Okay. So let me go to the Austin Chalk. We've got -- Mark, you probably saw the initial program was just a couple of wells unbounded. Then we started stretching across the -- get the geographic extent that enabled us to get to the total account. And then we started doing multiple lots of different spacings. And typically, there were 3 wells with spacing in the -- then we started doing some in thick Austin Chalk 500 feet thick, 2 different landing zones in the Austin Chalk and doing spacing tests on those. So the confidence has gone, as you're aware, we've got 75 pass-through IP30, and we got more than 82 already. So we've done numerous tests, including staggering with the Eagle Ford. So that top end just continues to improve. Then we ran in the facility bottleneck, because of how much oil we are producing. So if you have 2 big pads coming on with a lot of oil production and your -- gatherer, your third-party gatherer systems designed for dry gas, you got to start doing remedial investment, and that's what we've been doing. On the Wolfcamp D, you're right, there's been a lot of offset activity of ours and our own, and its a more clay-rich interval. It's got a great frac barrier. So it's independent development. And we saw that, hey, there's a better completion design here that we can try given the clay-rich nature, higher pressure. It's a little bit gassier, but still oily. And we do see it as a great play. And it's not one you have to go to immediately with the co-development. So you can say, yes, it's the best well we can drill or, hey, if it's in the middle of the pack, we don't need to drill it today. So that's what we're going to be figuring out that where it fits in our stack. Yes. You bet. Thanks, Mark.

Unknown Analyst

analyst
#29

On the 9,000 acres in new play, is that -- since you're not telling us where it is, does that imply you're still actively trying to add to that position? And if so, what would be a full position for you in that area?

Herbert Vogel

executive
#30

Okay. So all I'll say on that one is, yes, we're not saying more, because we still see some running room on getting more acreage and once we do and we get a couple of wells into it, we'll talk about it in more detail. So that's kind of how we're approaching it.

Unknown Analyst

analyst
#31

Is there a maximum potential you could see that position reaching?

Herbert Vogel

executive
#32

I think then we'll run into where we can't lease anymore, because we'll run into where it's already owned.

Unknown Analyst

analyst
#33

Okay. And then lastly, just when you say $50 a barrel is your breakeven? How do you define breakeven? Is that PV-10, PV-15?

Herbert Vogel

executive
#34

Yes. The way we do it is a little bit different than Enverus, but it just happens to work out the same at $50 a barrel. So it is the flat oil price required to get a 10% rate of return. So PV-10 breakeven, and we do that $2.50 gas. So at $50 oil, it just happens to be the 20:1 that Enverus would use in their breakevens. And I think that's where you'll see we really stand out. We do see a glitch on some people. They'll see our heavier costs in the Permian, which are like $900 per foot for a well, compared to some others, but they're not adjusting the type curve to what our type curves we achieve with those.
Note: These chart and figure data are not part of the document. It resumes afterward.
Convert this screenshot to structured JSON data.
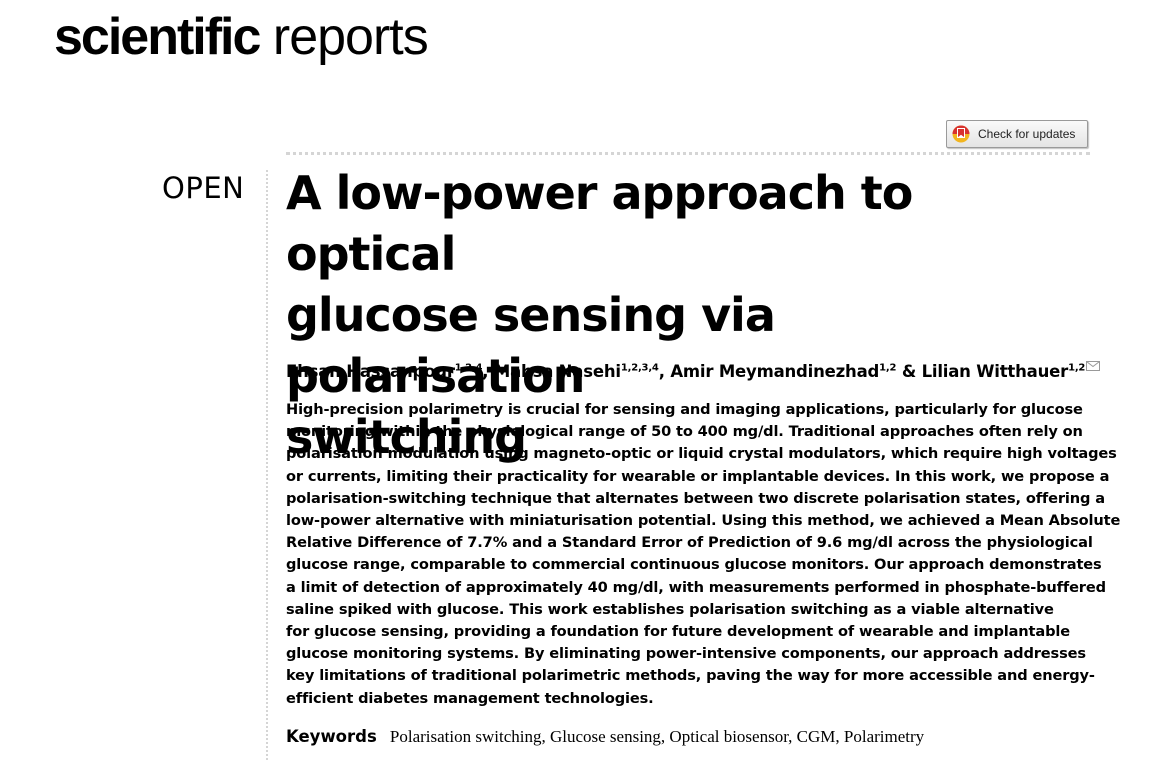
{
  "journal": {
    "name_bold": "scientific",
    "name_light": "reports"
  },
  "check_for_updates": {
    "label": "Check for updates"
  },
  "access_label": "OPEN",
  "title_lines": [
    "A low-power approach to optical",
    "glucose sensing via polarisation",
    "switching"
  ],
  "authors": [
    {
      "name": "Ehsan Hassanpour",
      "affiliations": "1,2,4"
    },
    {
      "name": "Mahsa Nasehi",
      "affiliations": "1,2,3,4"
    },
    {
      "name": "Amir Meymandinezhad",
      "affiliations": "1,2"
    },
    {
      "name": "Lilian Witthauer",
      "affiliations": "1,2"
    }
  ],
  "author_separators": [
    ", ",
    ", ",
    " & "
  ],
  "abstract_lines": [
    "High-precision polarimetry is crucial for sensing and imaging applications, particularly for glucose",
    "monitoring within the physiological range of 50 to 400 mg/dl. Traditional approaches often rely on",
    "polarisation modulation using magneto-optic or liquid crystal modulators, which require high voltages",
    "or currents, limiting their practicality for wearable or implantable devices. In this work, we propose a",
    "polarisation-switching technique that alternates between two discrete polarisation states, offering a",
    "low-power alternative with miniaturisation potential. Using this method, we achieved a Mean Absolute",
    "Relative Difference of 7.7% and a Standard Error of Prediction of 9.6 mg/dl across the physiological",
    "glucose range, comparable to commercial continuous glucose monitors. Our approach demonstrates",
    "a limit of detection of approximately 40 mg/dl, with measurements performed in phosphate-buffered",
    "saline spiked with glucose. This work establishes polarisation switching as a viable alternative",
    "for glucose sensing, providing a foundation for future development of wearable and implantable",
    "glucose monitoring systems. By eliminating power-intensive components, our approach addresses",
    "key limitations of traditional polarimetric methods, paving the way for more accessible and energy-",
    "efficient diabetes management technologies."
  ],
  "keywords": {
    "label": "Keywords",
    "list": "Polarisation switching, Glucose sensing, Optical biosensor, CGM, Polarimetry"
  },
  "colors": {
    "text": "#000000",
    "rule": "#d5d5d5",
    "badge_red": "#d8322e",
    "badge_yellow": "#f2b51f"
  },
  "icons": {
    "update_badge": "crossmark-icon",
    "corresponding_author": "envelope-icon"
  }
}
So they'll apply somebody else's type curve with our cost and conclude it's a high breakeven well. They have to correct the type curve to the type curve we have. Also, we've spaced our wells in a very systematic way on each drilling spacing unit. So predrill, we will test what is the rate of return going to be on the last well we put in the DSU. So let's say there's 16 wells in DSU, we will say put a 17th well in there instead of 16, what's the rate of return on that incremental, call it, $9 million. And that's got to exceed a hurdle of 25%. Then we'll do the next, okay, what's the 18th well? Does it still exceed? That's how we define how many wells we put in a DSU between the vertical spacing of the co-development and the horizontal spacing. So we really make sure that we don't overcapitalize a DSU. You could put 40 wells into the DSU and find that your last 5 wells are new nothing. So that's the system we use.

Zachary Parham

analyst
#35

Thanks, Herb. We're running up at the end of our time here. Thank you and the SM team for being a participant here at our conference.

Herbert Vogel

executive
#36

Okay. Thanks. Thanks, Zach. Thanks for asking the questions.